The labor, the struggle of the body against external forces we take on to make out identity; it was about my body. With Defornament in mind, suddenly my labor was laid out in front of me. Unfortunately, very quickly we realized because of a previous commitment I couldn’t be in the show. But the path in my view was still there, and has become the Solstenen project — mantles of stone and Albatross monstrously large dresses.
I was totally wrecked I couldn’t be in the show, but now the synchronicity of ‘Defornament’ running through July 30 and my residency at The Project Room just beginning this month, I’m giddy about having these people come in and share what they’ve accomplished, just as I’m beginning my work.
And finally the cherry on top is artist/writer/instigator/ organizer Sharon Arnold’s project LxWxH just happens to, this month, feature Amanda and Derrick along with some stunningly gorgeous words by writer D.W. Burnam. So were throwing a launch party for this month’s art box.

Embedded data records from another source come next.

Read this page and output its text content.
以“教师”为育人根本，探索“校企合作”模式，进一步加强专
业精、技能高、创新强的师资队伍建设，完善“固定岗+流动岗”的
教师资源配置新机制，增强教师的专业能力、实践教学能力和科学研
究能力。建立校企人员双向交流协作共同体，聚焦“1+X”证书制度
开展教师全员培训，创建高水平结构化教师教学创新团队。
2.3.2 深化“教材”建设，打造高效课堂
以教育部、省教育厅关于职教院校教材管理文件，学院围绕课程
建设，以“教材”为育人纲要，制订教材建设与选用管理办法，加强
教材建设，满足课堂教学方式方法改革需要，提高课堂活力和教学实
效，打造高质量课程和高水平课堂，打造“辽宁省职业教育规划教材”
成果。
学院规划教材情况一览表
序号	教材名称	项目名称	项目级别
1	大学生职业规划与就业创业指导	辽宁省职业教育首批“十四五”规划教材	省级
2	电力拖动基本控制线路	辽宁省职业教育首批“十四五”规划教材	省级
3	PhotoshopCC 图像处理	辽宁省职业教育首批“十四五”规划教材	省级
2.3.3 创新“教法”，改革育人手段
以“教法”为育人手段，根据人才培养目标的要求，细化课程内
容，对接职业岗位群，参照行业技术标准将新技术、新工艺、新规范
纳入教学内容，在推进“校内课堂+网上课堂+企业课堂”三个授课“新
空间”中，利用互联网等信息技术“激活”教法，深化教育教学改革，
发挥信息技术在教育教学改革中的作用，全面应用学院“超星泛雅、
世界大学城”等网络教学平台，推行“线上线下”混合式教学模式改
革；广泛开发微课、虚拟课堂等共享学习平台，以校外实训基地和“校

Sharon will be on hand with previous additions of LxWxH as well, Derrick will be doing a hands-on show and tell of how he grows his crystals and selling some pink lemonade rock candy and maddeningly realistic candy jewelry. Derrick, Amanda and Ellen will be showing images about the process behind their works, in-line with the Project Room question of 2011/2012 of “Why Do We Make Things”, as well hanging some additional works from their Defornament work.
Come join us for the conversation and comradery! It will inform a later written profile about these artists for the Solstenen series of artist interviews, and I need your voice!
More about ‘Defornament’ from the Soil website, running through July30th, 2011:
“Defornament presents three artists whose work address corporeality, ornamentation, and transformation of commonplace into the extra-ordinary. Objects and images shift into visual uncertainty and liminality through cloaking, cropping, layering and piling, the familiar becoming unrecognizable.
Derrick Jefferies’ new photographic and sculptural works are inspired by luxe forms found in the mineral world, appropriating readily found materials to create semi-precious knock-offs.
Amanda Manitach’s new installation of drawings emphasize rhythmic blotting and an interruption of rocaille excess.
Ellen Garvens’ photographic treatments use isolation and an absence of the total figure to meditate on the sensuousness of the ordinary.
Derfornament explores the space between material reality and illusion, repulsion and attraction, clarity and obscurity.”
LxWxH features original work by two Seattle artists and a short essay by a local writer. By collaborating with Seattle artists and writers, LxWxH provides an avenue to bring people together and collect art in an affordable and approachable way.
Mission: to create a bridge between the artists, writers, and you in an approachable, accessible, sustainable manner supporting your local community and allowing you to begin collecting original pieces of work by local talent.